The second you start playing it, the crowd reacts. As if they’ve been waiting for this.
Adrenaline crashes through your veins, heart kicks hard against your chest, and you’re feeling a fire you haven’t felt since you were twelve years old.
The melody takes over completely—notes you sweated over, lyrics you’d rewritten until your eyes burned—spilling into a space bigger than you ever thought you could reach.
Strangers mouth the words along with you. They sing lines they couldn’t possibly understand the full weight of.
Outside the snow’s turning into a full blizzard. Stage lights flicker like they’re keeping time with the beat. You play the song and imagine her listening.

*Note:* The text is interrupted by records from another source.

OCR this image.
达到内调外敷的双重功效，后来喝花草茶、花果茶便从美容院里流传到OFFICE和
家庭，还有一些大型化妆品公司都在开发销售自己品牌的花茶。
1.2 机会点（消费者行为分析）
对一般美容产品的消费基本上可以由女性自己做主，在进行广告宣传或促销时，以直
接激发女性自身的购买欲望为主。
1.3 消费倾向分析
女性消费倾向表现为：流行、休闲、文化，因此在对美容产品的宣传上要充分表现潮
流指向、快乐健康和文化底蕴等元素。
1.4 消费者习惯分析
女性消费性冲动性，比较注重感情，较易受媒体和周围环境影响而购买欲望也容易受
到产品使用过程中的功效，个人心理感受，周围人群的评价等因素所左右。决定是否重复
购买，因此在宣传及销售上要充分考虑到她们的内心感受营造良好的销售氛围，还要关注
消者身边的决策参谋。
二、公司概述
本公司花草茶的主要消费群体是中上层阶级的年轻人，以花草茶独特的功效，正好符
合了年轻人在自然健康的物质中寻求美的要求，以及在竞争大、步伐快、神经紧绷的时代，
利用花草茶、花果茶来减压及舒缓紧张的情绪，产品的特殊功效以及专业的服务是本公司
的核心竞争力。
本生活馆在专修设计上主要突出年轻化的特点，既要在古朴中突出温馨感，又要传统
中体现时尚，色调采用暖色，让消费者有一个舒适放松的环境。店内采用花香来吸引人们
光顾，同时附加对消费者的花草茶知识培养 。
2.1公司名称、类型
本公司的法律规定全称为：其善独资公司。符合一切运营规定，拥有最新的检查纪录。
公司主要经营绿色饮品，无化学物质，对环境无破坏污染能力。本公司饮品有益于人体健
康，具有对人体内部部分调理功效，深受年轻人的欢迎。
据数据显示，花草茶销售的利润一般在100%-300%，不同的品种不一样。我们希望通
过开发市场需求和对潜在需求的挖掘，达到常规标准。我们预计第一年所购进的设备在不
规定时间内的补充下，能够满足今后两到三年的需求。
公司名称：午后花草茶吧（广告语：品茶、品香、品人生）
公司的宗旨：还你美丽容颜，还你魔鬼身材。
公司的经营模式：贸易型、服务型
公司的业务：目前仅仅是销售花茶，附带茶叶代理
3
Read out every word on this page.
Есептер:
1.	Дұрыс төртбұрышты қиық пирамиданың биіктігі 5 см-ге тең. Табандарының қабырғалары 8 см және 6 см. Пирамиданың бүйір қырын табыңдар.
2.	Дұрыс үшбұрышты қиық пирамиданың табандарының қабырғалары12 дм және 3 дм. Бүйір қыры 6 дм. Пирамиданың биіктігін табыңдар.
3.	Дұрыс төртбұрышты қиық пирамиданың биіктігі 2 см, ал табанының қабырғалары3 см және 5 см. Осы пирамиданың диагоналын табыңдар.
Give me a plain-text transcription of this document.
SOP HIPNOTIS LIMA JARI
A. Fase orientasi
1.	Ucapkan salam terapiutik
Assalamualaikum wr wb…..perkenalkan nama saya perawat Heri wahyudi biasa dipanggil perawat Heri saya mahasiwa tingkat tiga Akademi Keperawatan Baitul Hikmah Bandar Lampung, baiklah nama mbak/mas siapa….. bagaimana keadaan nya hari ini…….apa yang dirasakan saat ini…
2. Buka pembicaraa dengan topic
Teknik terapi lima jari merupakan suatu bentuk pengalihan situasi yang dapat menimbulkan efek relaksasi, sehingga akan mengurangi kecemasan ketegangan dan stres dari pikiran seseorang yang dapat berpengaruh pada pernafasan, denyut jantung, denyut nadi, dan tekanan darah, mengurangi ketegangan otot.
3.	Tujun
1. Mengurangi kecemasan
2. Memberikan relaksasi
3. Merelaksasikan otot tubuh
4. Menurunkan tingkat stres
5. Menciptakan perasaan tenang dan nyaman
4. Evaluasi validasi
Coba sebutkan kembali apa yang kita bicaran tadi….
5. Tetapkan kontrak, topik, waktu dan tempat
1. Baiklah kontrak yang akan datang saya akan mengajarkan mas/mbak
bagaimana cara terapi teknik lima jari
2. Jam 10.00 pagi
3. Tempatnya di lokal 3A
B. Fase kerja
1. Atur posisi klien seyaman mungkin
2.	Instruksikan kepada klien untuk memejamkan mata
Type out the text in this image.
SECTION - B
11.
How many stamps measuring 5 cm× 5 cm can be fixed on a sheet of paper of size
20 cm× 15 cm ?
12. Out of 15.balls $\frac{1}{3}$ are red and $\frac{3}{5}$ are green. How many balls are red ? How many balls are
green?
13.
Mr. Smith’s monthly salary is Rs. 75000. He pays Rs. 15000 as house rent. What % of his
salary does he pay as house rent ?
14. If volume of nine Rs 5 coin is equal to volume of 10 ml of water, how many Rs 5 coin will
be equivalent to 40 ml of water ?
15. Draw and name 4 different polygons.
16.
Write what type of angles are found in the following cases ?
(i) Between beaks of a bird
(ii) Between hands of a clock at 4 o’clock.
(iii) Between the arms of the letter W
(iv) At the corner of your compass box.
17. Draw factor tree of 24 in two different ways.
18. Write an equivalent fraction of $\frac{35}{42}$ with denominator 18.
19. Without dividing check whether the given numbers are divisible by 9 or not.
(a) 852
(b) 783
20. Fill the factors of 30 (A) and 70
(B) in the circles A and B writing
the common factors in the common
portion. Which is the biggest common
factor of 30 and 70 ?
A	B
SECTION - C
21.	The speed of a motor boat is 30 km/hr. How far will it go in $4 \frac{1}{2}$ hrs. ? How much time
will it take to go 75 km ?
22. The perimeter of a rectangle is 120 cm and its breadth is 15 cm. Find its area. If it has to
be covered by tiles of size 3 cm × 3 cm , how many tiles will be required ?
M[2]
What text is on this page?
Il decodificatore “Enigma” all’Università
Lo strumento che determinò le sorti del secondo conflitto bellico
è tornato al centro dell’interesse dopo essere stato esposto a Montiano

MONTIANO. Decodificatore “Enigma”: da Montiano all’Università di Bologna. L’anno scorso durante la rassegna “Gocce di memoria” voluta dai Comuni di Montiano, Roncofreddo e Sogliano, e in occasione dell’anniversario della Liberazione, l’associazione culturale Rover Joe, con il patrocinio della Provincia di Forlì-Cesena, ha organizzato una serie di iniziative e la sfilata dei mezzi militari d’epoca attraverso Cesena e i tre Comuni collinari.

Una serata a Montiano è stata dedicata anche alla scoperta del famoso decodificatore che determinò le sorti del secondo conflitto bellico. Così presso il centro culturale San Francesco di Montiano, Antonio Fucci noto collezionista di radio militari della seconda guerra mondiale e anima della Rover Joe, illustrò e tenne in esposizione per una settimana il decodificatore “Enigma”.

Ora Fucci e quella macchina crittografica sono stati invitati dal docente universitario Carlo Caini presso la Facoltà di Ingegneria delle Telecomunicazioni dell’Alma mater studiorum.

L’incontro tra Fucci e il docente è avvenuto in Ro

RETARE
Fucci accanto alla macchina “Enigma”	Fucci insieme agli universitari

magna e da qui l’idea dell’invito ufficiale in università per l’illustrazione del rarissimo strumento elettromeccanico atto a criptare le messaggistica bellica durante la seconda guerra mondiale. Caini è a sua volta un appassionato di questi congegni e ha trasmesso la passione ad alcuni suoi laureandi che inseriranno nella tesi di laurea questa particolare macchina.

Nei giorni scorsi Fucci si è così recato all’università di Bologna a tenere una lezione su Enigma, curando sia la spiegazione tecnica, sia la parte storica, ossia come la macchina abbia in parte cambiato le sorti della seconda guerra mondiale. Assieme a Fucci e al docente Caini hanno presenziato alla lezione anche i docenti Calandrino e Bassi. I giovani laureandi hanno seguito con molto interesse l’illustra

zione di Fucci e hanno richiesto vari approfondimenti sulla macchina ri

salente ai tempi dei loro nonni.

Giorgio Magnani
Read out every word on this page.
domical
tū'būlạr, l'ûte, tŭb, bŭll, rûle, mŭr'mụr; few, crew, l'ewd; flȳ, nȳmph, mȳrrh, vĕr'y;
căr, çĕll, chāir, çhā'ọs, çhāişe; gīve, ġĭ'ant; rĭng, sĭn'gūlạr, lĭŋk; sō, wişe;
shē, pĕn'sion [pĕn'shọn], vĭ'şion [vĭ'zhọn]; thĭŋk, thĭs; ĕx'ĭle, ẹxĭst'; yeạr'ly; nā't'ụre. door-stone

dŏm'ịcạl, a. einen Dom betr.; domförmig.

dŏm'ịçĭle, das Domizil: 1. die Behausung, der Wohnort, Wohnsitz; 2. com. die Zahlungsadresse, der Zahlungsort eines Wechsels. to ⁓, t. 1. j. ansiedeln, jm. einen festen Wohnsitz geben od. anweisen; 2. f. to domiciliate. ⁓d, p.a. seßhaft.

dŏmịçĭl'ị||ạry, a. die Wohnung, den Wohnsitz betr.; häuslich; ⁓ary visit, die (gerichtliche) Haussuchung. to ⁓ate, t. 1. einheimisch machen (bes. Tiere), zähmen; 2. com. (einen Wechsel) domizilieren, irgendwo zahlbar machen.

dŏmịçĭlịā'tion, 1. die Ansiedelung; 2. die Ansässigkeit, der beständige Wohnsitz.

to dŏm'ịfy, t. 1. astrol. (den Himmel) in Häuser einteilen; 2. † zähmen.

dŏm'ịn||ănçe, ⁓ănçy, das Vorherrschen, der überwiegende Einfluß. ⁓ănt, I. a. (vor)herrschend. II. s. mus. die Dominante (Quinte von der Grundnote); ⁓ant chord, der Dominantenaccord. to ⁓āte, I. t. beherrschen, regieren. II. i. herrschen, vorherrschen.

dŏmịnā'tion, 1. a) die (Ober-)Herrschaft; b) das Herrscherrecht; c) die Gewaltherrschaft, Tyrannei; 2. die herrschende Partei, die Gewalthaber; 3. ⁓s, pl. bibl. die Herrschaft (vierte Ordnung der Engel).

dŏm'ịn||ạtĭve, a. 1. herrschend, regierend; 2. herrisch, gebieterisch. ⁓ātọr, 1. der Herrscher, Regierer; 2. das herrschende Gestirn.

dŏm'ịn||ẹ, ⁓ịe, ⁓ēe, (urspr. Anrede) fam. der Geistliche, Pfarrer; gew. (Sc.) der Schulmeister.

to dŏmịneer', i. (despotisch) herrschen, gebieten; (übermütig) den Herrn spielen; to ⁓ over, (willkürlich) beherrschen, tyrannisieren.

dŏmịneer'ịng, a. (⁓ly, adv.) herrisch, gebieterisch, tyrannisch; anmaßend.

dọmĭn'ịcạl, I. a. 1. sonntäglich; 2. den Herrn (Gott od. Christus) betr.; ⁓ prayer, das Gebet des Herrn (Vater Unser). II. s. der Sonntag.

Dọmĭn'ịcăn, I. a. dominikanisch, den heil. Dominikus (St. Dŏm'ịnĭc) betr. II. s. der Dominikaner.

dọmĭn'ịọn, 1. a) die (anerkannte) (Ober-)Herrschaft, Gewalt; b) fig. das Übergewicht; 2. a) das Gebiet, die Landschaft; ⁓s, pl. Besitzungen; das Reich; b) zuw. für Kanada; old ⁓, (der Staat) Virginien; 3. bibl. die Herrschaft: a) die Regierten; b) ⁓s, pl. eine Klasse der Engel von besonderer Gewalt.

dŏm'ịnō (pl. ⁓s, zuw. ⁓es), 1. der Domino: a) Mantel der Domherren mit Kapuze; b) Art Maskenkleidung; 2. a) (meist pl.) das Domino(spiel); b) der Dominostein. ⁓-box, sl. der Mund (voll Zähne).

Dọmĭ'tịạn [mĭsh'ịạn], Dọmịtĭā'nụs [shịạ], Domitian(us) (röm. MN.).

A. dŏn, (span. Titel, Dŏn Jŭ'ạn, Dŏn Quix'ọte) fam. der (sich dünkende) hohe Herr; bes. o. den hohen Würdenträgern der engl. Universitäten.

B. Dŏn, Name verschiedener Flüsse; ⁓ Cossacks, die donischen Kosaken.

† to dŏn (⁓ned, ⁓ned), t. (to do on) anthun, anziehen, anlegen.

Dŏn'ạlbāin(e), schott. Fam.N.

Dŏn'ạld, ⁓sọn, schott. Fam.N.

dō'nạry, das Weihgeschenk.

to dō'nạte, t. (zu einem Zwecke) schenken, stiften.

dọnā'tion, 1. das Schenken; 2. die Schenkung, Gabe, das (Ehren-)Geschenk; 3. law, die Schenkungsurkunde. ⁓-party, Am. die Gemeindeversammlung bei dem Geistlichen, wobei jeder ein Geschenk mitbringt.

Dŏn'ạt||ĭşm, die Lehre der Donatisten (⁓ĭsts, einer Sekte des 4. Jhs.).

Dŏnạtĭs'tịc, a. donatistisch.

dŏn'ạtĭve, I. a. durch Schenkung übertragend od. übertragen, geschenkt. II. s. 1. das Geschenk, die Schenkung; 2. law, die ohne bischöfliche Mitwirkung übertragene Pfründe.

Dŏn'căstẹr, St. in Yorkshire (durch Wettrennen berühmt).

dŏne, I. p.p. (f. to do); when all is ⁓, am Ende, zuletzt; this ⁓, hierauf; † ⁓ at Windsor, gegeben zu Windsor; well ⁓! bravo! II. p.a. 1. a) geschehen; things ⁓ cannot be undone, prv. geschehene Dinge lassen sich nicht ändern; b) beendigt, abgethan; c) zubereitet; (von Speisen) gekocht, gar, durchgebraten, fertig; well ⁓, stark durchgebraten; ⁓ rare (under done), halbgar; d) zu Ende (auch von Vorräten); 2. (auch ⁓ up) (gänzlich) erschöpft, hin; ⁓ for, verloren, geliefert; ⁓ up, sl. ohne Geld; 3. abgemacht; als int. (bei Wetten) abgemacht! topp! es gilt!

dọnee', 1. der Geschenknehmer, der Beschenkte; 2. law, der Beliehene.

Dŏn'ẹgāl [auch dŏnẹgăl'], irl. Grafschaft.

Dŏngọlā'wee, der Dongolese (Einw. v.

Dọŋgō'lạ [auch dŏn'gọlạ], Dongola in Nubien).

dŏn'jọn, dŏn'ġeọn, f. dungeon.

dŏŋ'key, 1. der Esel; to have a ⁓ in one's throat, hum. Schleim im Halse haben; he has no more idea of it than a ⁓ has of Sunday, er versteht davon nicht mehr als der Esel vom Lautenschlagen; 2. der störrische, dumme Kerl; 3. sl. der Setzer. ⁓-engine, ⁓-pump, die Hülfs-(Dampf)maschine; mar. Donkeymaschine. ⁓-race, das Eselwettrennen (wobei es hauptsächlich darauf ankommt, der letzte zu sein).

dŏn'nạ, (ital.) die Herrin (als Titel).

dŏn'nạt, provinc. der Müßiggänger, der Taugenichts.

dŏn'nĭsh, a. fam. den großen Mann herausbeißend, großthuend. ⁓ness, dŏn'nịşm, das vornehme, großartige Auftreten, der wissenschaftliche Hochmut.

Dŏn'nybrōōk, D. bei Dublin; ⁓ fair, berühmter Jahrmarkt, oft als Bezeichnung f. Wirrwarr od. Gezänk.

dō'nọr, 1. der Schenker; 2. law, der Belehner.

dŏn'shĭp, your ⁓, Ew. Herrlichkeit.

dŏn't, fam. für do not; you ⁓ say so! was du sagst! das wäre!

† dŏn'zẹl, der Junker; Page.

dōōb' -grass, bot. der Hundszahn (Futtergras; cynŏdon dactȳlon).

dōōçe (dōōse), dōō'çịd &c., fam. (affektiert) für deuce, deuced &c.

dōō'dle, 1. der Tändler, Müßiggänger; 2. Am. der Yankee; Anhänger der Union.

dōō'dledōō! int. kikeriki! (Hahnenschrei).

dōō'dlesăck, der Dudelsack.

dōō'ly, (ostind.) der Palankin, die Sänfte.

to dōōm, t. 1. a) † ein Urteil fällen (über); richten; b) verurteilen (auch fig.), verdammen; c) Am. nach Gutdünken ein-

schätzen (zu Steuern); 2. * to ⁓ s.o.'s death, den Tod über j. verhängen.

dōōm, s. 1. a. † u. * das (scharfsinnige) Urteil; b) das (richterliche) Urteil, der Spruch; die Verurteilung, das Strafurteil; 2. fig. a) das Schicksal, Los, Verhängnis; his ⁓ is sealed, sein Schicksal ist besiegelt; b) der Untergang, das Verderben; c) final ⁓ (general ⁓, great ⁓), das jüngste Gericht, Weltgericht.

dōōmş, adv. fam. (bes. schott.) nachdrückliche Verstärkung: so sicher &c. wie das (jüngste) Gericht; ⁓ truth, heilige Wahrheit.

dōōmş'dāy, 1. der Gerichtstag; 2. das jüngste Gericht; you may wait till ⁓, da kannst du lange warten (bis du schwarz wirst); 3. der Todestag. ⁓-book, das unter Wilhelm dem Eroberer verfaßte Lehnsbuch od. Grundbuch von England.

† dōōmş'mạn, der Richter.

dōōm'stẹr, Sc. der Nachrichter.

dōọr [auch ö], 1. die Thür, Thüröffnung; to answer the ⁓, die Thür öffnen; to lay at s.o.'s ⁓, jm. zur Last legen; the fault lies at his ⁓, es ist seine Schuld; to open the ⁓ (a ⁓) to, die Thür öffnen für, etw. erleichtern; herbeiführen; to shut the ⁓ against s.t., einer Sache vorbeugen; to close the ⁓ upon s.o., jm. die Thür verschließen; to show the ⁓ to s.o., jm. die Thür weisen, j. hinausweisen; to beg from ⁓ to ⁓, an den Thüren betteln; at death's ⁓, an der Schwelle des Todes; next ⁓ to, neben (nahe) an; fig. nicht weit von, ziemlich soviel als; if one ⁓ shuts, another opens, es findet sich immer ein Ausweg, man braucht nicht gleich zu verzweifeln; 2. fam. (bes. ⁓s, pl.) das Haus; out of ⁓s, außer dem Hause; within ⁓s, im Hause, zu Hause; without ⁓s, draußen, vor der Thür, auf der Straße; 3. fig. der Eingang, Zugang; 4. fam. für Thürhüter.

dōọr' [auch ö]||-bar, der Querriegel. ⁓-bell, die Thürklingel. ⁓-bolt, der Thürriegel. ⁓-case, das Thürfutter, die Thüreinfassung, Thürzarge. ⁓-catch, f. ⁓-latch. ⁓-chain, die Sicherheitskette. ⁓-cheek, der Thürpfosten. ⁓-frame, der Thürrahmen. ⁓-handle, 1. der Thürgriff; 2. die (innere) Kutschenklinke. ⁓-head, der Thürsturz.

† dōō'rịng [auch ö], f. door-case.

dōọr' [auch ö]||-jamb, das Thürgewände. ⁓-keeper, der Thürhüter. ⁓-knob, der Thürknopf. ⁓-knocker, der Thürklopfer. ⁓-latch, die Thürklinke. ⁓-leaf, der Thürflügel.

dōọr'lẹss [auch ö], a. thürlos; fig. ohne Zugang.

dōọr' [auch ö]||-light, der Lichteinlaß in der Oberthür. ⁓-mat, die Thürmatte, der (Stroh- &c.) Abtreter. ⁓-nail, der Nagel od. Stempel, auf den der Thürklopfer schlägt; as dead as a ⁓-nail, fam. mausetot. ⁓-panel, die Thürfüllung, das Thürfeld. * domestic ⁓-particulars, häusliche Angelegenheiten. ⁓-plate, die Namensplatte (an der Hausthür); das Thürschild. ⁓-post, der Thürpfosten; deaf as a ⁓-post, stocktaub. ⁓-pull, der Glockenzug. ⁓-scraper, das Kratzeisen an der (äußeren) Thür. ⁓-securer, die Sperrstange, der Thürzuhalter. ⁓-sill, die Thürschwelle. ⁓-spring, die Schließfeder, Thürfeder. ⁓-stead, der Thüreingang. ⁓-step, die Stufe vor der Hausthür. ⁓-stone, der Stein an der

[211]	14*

When you hit the final chord the crowd goes dead quiet.
Then erupts.
You just stand there after the last chord, letting it all sink in. Feeling like you’re floating a foot off the stage.
You wonder if this is what she feels every single night.
After you’ve shaken all the hands that need shaking and smiled through way too many back-pats that go straight to your head, you finally duck out and head for the green room.
Door’s cracked open. Lights are on.
Winter’s there.
Holding a bouquet of flowers the same gold as her hair.
You’ve seen her on the internet in summer, on TV in spring, on billboards and bus stops in autumn—but having her here, in front of you, feels right in a way nothing else ever has.
Your eyes meet and the years fold in on themselves.
She’s wearing that same favourite sweater, patched and resewn so many times it’s faded into a different kind of blue.
“You’re here,” you say. The words almost drown under the roar still rushing in from the crowd outside.
“Obviously. Had to see you so I could say 'I saw him live before he was cool’.”
You laugh, cheeks burning. “How much time do you have?”
“Not enough,” she answers, and she’s already moving, pulling you into a hug like there was never any distance between you to begin with.
And suddenly you’re twelve, and you’re writing a song about a girl you just met.
You’re fourteen and you’re crying because her voice tears you in two.
You’re sixteen and you’re chickening out of a confession you’ve been dying to make.
You’re nineteen and you’re learning what it feels like when love might be leaving.
You’re twenty-three and she’s right here, real and warm and laughing and you can’t stop kissing her while the crowd outside keeps cheering and you’re convinced it’s for the two of you.
You end up on the couch, her head on your shoulder, bouquet on the floor.
She laces your fingers together.
It feels right.
“Your last song,” she says.
You kiss her forehead.
She squeezes your hand.
“I wrote it for you.”
Minjeong pulls back just enough to look up at you.
And it’s this. It’s all of her—the girl you didn’t know yet, the Minjeong that became your best friend, the Winter that you’ve fallen in love with.
This is what you’ve been trying to put into every song you’ve ever written.
“I know,” she whispers. Her eyes are shiny, there’s tears trapped behind them. “I always knew.”
Outside, the snow stops falling.
The room feels warmer than any fireplace could.